Increasingly, Washington winemakers are dawing on star power to push out more bottles. The actor Kyle MacLachlan, a Yakima native famous for his roles in Twin Peaks and Desperate Housewives, has started a label in collaboration with Dunham Cellars called Pursued by Bear. Walla Walla-raised football star Drew McQueen Bledsoe has returned to his boyhood town to produce a new wine named Doubleback. And even rocker Geoff Tate of the band Queensrÿche has put his name behind a bottle with Three Rivers Winery called Insania.

These celebrity projects have their ups and downs. Three Rivers Winery says it’s drawing in a new crowd by the association with Tate—new, edgier fans who wouldn’t have otherwise stopped at the stately vineyard and golf course just outside of Walla Walla. Many wine fans seem skeptical of the true quality of celeb labels. Still, some stars are pouring quality ingredients into their labels, and succeeding in the marketplace, despite the bad economy. Take actor Kyle MacLachlan and his project in Walla Walla.

Pursued by Bear
Kyle MacLachlan
Actor Kyle MacLachlan, a Yakima native, partnered with Dunham Cellars to create the Pursued By Bear label. (MacLachlan photo by Greg Gorman)

“We are just kind of full steam ahead,” MacLachlan says. “We work so far in the future. I order barrels three years in advance to when the wine will be released.”

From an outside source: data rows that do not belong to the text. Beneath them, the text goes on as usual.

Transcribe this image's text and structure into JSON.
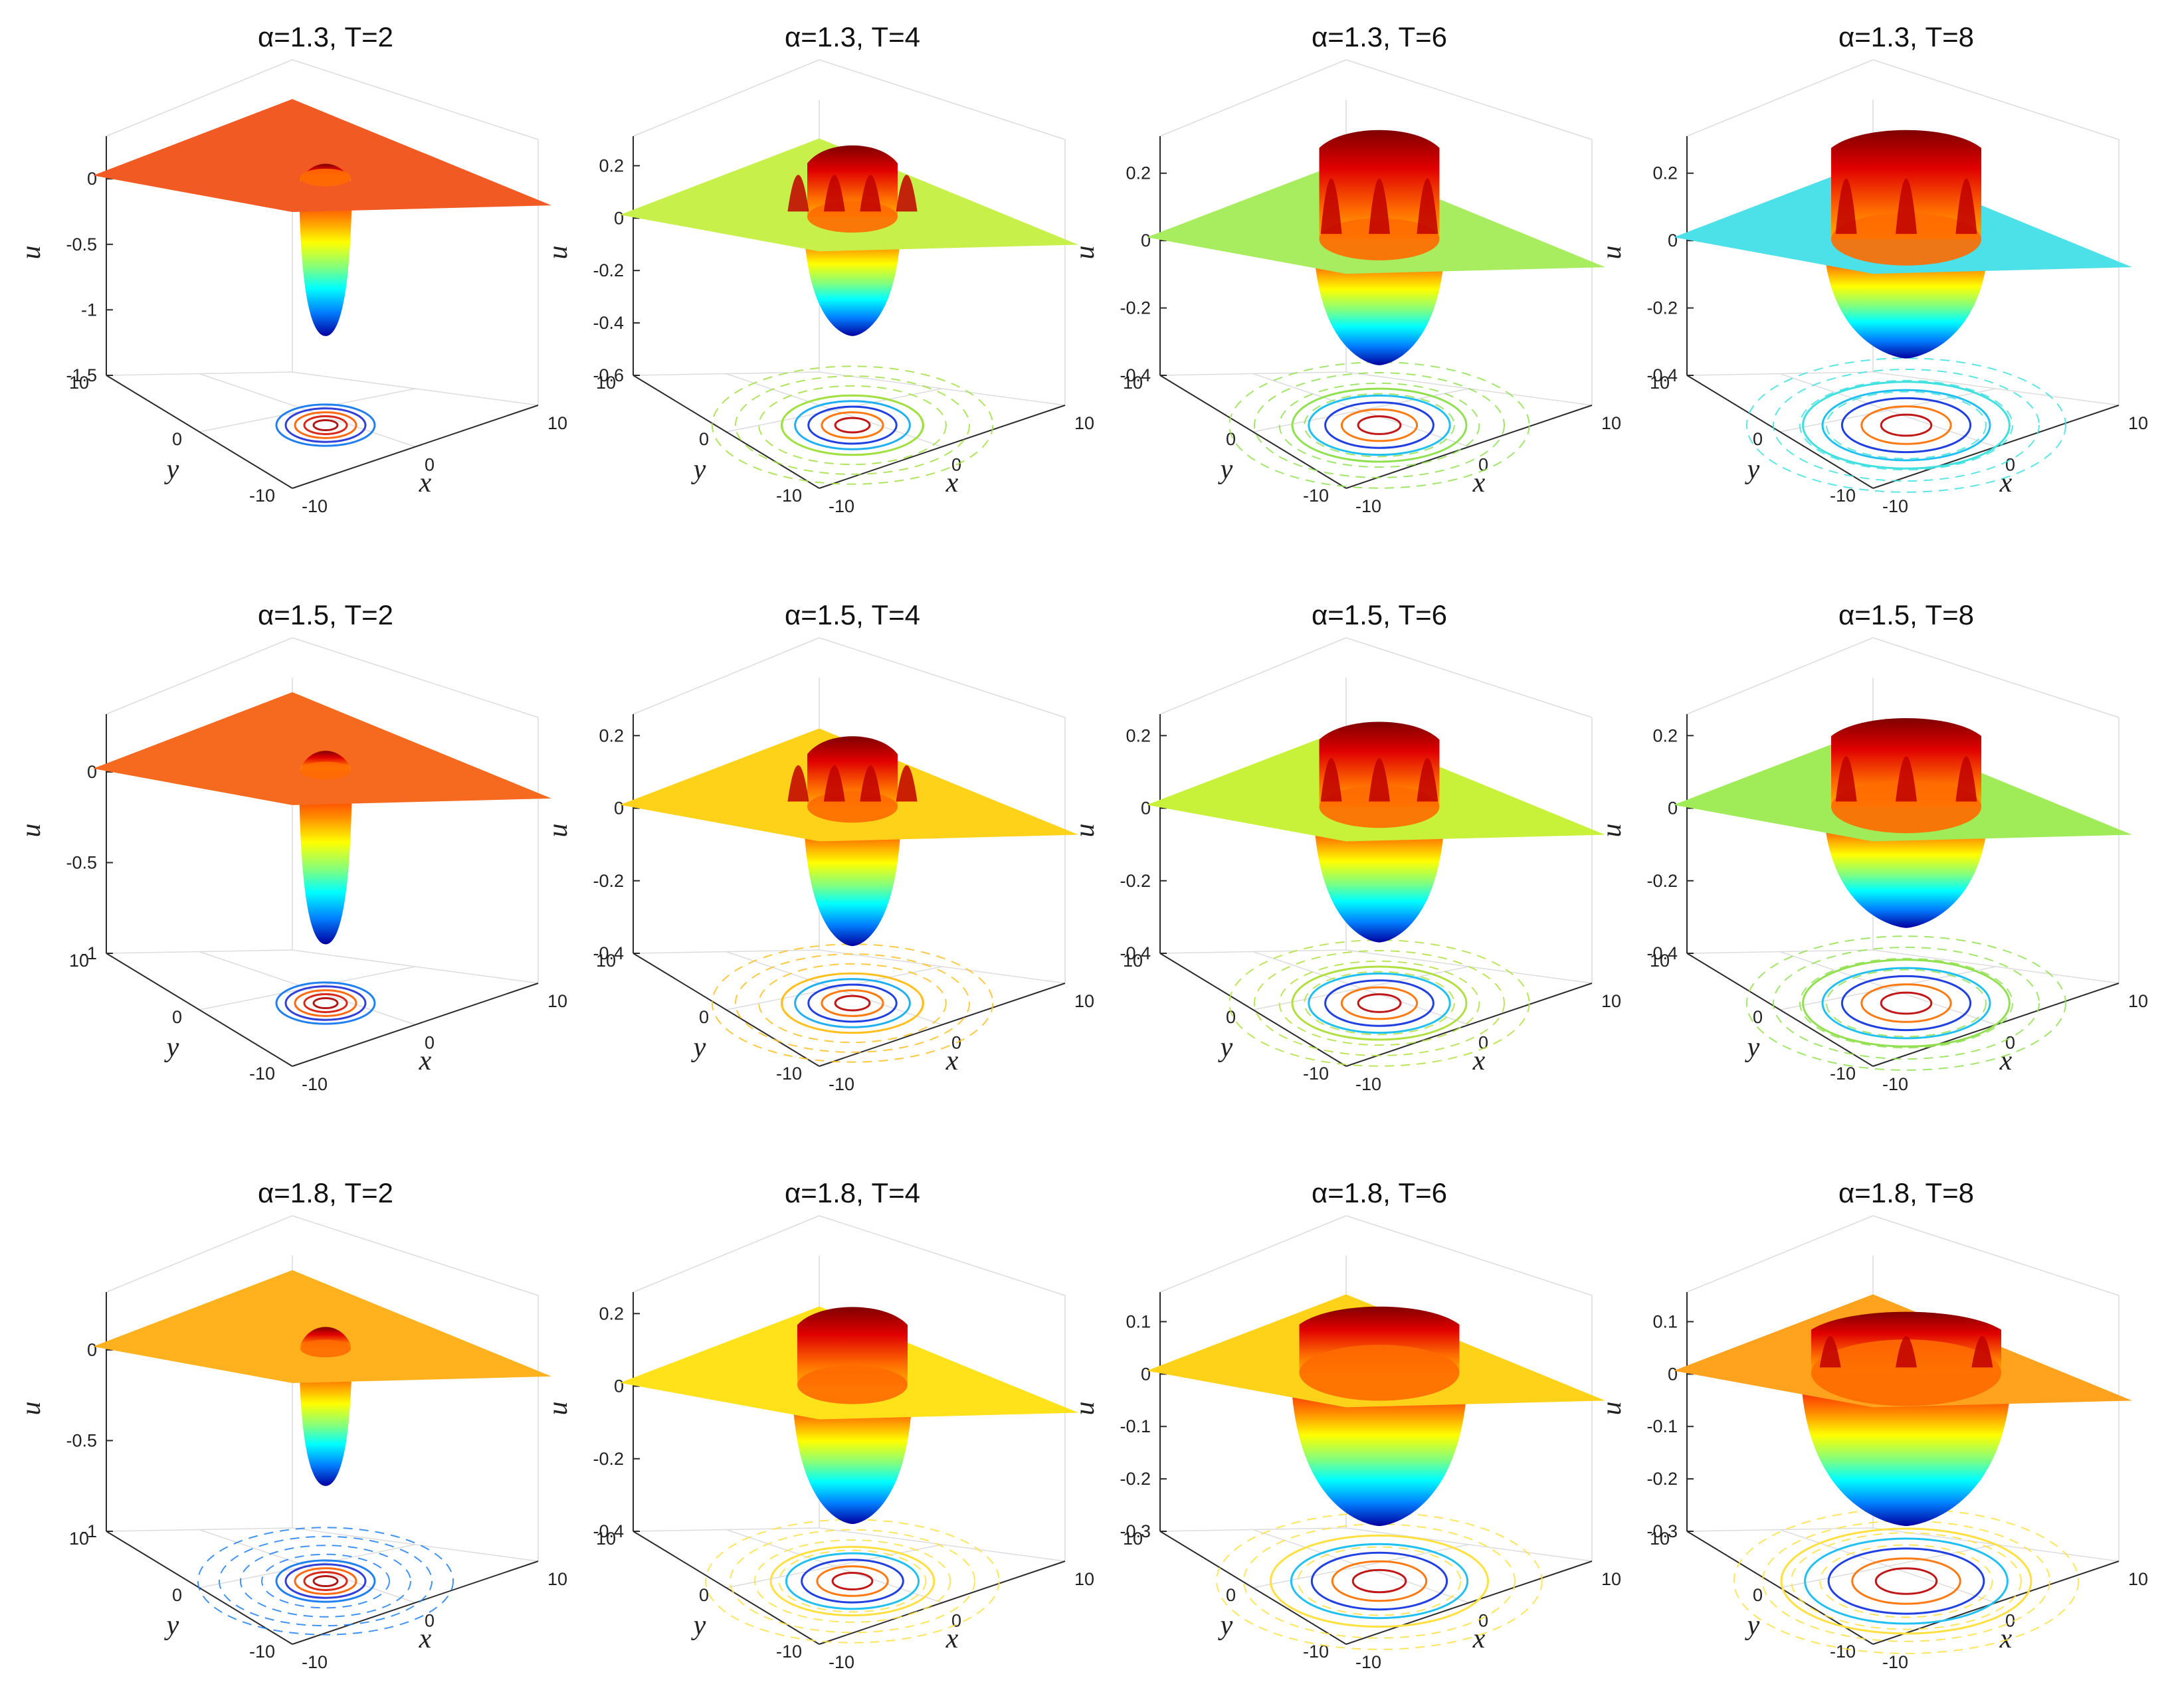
{
  "chart_data": [
    {
      "type": "surface",
      "title": "α=1.3, T=2",
      "alpha": 1.3,
      "T": 2,
      "zlim": [
        -1.5,
        0.3
      ],
      "zticks": [
        0,
        -0.5,
        -1,
        -1.5
      ],
      "zlabel": "u",
      "xlabel": "x",
      "ylabel": "y",
      "xticks": [
        -10,
        0,
        10
      ],
      "yticks": [
        -10,
        0,
        10
      ],
      "plane_color": "#f25a23",
      "peak": 0.12,
      "dip": -1.2,
      "ring_radius": 0,
      "extra_peaks": 0,
      "contours": [
        "#b01818",
        "#d8281a",
        "#ff6a12",
        "#3040d8",
        "#2080f0"
      ],
      "outer_contours": false
    },
    {
      "type": "surface",
      "title": "α=1.3, T=4",
      "alpha": 1.3,
      "T": 4,
      "zlim": [
        -0.6,
        0.3
      ],
      "zticks": [
        0.2,
        0,
        -0.2,
        -0.4,
        -0.6
      ],
      "zlabel": "u",
      "xlabel": "x",
      "ylabel": "y",
      "xticks": [
        -10,
        0,
        10
      ],
      "yticks": [
        -10,
        0,
        10
      ],
      "plane_color": "#c8f04a",
      "peak": 0.28,
      "dip": -0.45,
      "ring_radius": 0.2,
      "extra_peaks": 4,
      "contours": [
        "#c01818",
        "#ff7a12",
        "#2040e0",
        "#20b0f0",
        "#a0e040"
      ],
      "outer_contours": true
    },
    {
      "type": "surface",
      "title": "α=1.3, T=6",
      "alpha": 1.3,
      "T": 6,
      "zlim": [
        -0.4,
        0.3
      ],
      "zticks": [
        0.2,
        0,
        -0.2,
        -0.4
      ],
      "zlabel": "u",
      "xlabel": "x",
      "ylabel": "y",
      "xticks": [
        -10,
        0,
        10
      ],
      "yticks": [
        -10,
        0,
        10
      ],
      "plane_color": "#a8ec60",
      "peak": 0.33,
      "dip": -0.37,
      "ring_radius": 0.35,
      "extra_peaks": 3,
      "contours": [
        "#c01818",
        "#ff7a12",
        "#2040e0",
        "#20c0f0",
        "#90e050"
      ],
      "outer_contours": true
    },
    {
      "type": "surface",
      "title": "α=1.3, T=8",
      "alpha": 1.3,
      "T": 8,
      "zlim": [
        -0.4,
        0.3
      ],
      "zticks": [
        0.2,
        0,
        -0.2,
        -0.4
      ],
      "zlabel": "u",
      "xlabel": "x",
      "ylabel": "y",
      "xticks": [
        -10,
        0,
        10
      ],
      "yticks": [
        -10,
        0,
        10
      ],
      "plane_color": "#4ce0e8",
      "peak": 0.33,
      "dip": -0.35,
      "ring_radius": 0.5,
      "extra_peaks": 3,
      "contours": [
        "#c01818",
        "#ff7a12",
        "#2040e0",
        "#20c0f0",
        "#40e0e0"
      ],
      "outer_contours": true
    },
    {
      "type": "surface",
      "title": "α=1.5, T=2",
      "alpha": 1.5,
      "T": 2,
      "zlim": [
        -1,
        0.3
      ],
      "zticks": [
        0,
        -0.5,
        -1
      ],
      "zlabel": "u",
      "xlabel": "x",
      "ylabel": "y",
      "xticks": [
        -10,
        0,
        10
      ],
      "yticks": [
        -10,
        0,
        10
      ],
      "plane_color": "#f56a1e",
      "peak": 0.12,
      "dip": -0.95,
      "ring_radius": 0,
      "extra_peaks": 0,
      "contours": [
        "#b01818",
        "#d8281a",
        "#ff6a12",
        "#3040d8",
        "#2080f0"
      ],
      "outer_contours": false
    },
    {
      "type": "surface",
      "title": "α=1.5, T=4",
      "alpha": 1.5,
      "T": 4,
      "zlim": [
        -0.4,
        0.25
      ],
      "zticks": [
        0.2,
        0,
        -0.2,
        -0.4
      ],
      "zlabel": "u",
      "xlabel": "x",
      "ylabel": "y",
      "xticks": [
        -10,
        0,
        10
      ],
      "yticks": [
        -10,
        0,
        10
      ],
      "plane_color": "#ffd21a",
      "peak": 0.2,
      "dip": -0.38,
      "ring_radius": 0.2,
      "extra_peaks": 4,
      "contours": [
        "#c01818",
        "#ff7a12",
        "#2040e0",
        "#20b0f0",
        "#ffc020"
      ],
      "outer_contours": true
    },
    {
      "type": "surface",
      "title": "α=1.5, T=6",
      "alpha": 1.5,
      "T": 6,
      "zlim": [
        -0.4,
        0.25
      ],
      "zticks": [
        0.2,
        0,
        -0.2,
        -0.4
      ],
      "zlabel": "u",
      "xlabel": "x",
      "ylabel": "y",
      "xticks": [
        -10,
        0,
        10
      ],
      "yticks": [
        -10,
        0,
        10
      ],
      "plane_color": "#c8f23a",
      "peak": 0.24,
      "dip": -0.37,
      "ring_radius": 0.35,
      "extra_peaks": 3,
      "contours": [
        "#c01818",
        "#ff7a12",
        "#2040e0",
        "#20c0f0",
        "#b0e040"
      ],
      "outer_contours": true
    },
    {
      "type": "surface",
      "title": "α=1.5, T=8",
      "alpha": 1.5,
      "T": 8,
      "zlim": [
        -0.4,
        0.25
      ],
      "zticks": [
        0.2,
        0,
        -0.2,
        -0.4
      ],
      "zlabel": "u",
      "xlabel": "x",
      "ylabel": "y",
      "xticks": [
        -10,
        0,
        10
      ],
      "yticks": [
        -10,
        0,
        10
      ],
      "plane_color": "#a0ec58",
      "peak": 0.25,
      "dip": -0.33,
      "ring_radius": 0.5,
      "extra_peaks": 3,
      "contours": [
        "#c01818",
        "#ff7a12",
        "#2040e0",
        "#20c0f0",
        "#90e050"
      ],
      "outer_contours": true
    },
    {
      "type": "surface",
      "title": "α=1.8, T=2",
      "alpha": 1.8,
      "T": 2,
      "zlim": [
        -1,
        0.3
      ],
      "zticks": [
        0,
        -0.5,
        -1
      ],
      "zlabel": "u",
      "xlabel": "x",
      "ylabel": "y",
      "xticks": [
        -10,
        0,
        10
      ],
      "yticks": [
        -10,
        0,
        10
      ],
      "plane_color": "#ffb21e",
      "peak": 0.13,
      "dip": -0.75,
      "ring_radius": 0,
      "extra_peaks": 0,
      "contours": [
        "#b01818",
        "#d8281a",
        "#ff6a12",
        "#3040d8",
        "#2080f0"
      ],
      "outer_contours": true
    },
    {
      "type": "surface",
      "title": "α=1.8, T=4",
      "alpha": 1.8,
      "T": 4,
      "zlim": [
        -0.4,
        0.25
      ],
      "zticks": [
        0.2,
        0,
        -0.2,
        -0.4
      ],
      "zlabel": "u",
      "xlabel": "x",
      "ylabel": "y",
      "xticks": [
        -10,
        0,
        10
      ],
      "yticks": [
        -10,
        0,
        10
      ],
      "plane_color": "#ffe21a",
      "peak": 0.22,
      "dip": -0.38,
      "ring_radius": 0.3,
      "extra_peaks": 0,
      "contours": [
        "#c01818",
        "#ff7a12",
        "#2040e0",
        "#20c0f0",
        "#ffe040"
      ],
      "outer_contours": true
    },
    {
      "type": "surface",
      "title": "α=1.8, T=6",
      "alpha": 1.8,
      "T": 6,
      "zlim": [
        -0.3,
        0.15
      ],
      "zticks": [
        0.1,
        0,
        -0.1,
        -0.2,
        -0.3
      ],
      "zlabel": "u",
      "xlabel": "x",
      "ylabel": "y",
      "xticks": [
        -10,
        0,
        10
      ],
      "yticks": [
        -10,
        0,
        10
      ],
      "plane_color": "#ffd21a",
      "peak": 0.13,
      "dip": -0.29,
      "ring_radius": 0.55,
      "extra_peaks": 0,
      "contours": [
        "#c01818",
        "#ff7a12",
        "#2040e0",
        "#20c0f0",
        "#ffe040"
      ],
      "outer_contours": true
    },
    {
      "type": "surface",
      "title": "α=1.8, T=8",
      "alpha": 1.8,
      "T": 8,
      "zlim": [
        -0.3,
        0.15
      ],
      "zticks": [
        0.1,
        0,
        -0.1,
        -0.2,
        -0.3
      ],
      "zlabel": "u",
      "xlabel": "x",
      "ylabel": "y",
      "xticks": [
        -10,
        0,
        10
      ],
      "yticks": [
        -10,
        0,
        10
      ],
      "plane_color": "#ffa21e",
      "peak": 0.12,
      "dip": -0.29,
      "ring_radius": 0.7,
      "extra_peaks": 3,
      "contours": [
        "#c01818",
        "#ff7a12",
        "#2040e0",
        "#20c0f0",
        "#ffe040"
      ],
      "outer_contours": true
    }
  ]
}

MacLachlan adds what has been challenging is the amount of road time required to promote his wine. “They take the meeting because of who I am,” he says. “Then they taste the wine and go, ‘Wow, this is better than I thought.’”

And MacLachlan says those chefs and sommeliers are buying more wine after their first order. He is also increasing the number of locations where you can find Pursued by Bear in Seattle, Portland, L.A., New York and Washington, D.C.

MacLachlan states the best thing about the Washington wine industry, and Walla Walla winemakers in particular, is there is room for everybody, even in difficult times. “That’s one of the things that I really love about Walla Walla; there is an all-for-one attitude up there,” he says.

Wine Social

To help boost sales, some winemakers are quickly adopting social media and new forums to promote their wines, while others are hiring their children or their friends to navigate the scores of wine bloggers requesting free samples. This June, about 300 wine bloggers descended upon Walla Walla to sip, swirl and post frequent updates on Twitter and Facebook. JJ Williams’ family owns a winery on the dusty eastern Washington hill called Red Mountain. Williams, 23, is the third generation of his family working full-time in the business. And he’s in charge of dealing with the bloggers. Williams says wine bloggers can’t be ignored. They are continuing to grow in numbers and popularity. That’s forcing wineries to get savvy and give them information, tours and samples. It’s his job to sort out which blogs are legit. He says it’s very different from sending wine to an established wine critic.

“It’s difficult because you don’t know who you are sending wine to,” he explains. “You don’t know what their palate is. Really the nature of blogging is that anyone can have a voice and everyone has an opinion.”

Williams says keeping up with the bloggers can get expensive. It’s also hard to track sales stimulated by blogs. But he notes word of mouth already sells a lot of wine—and blogging is just another way that happens.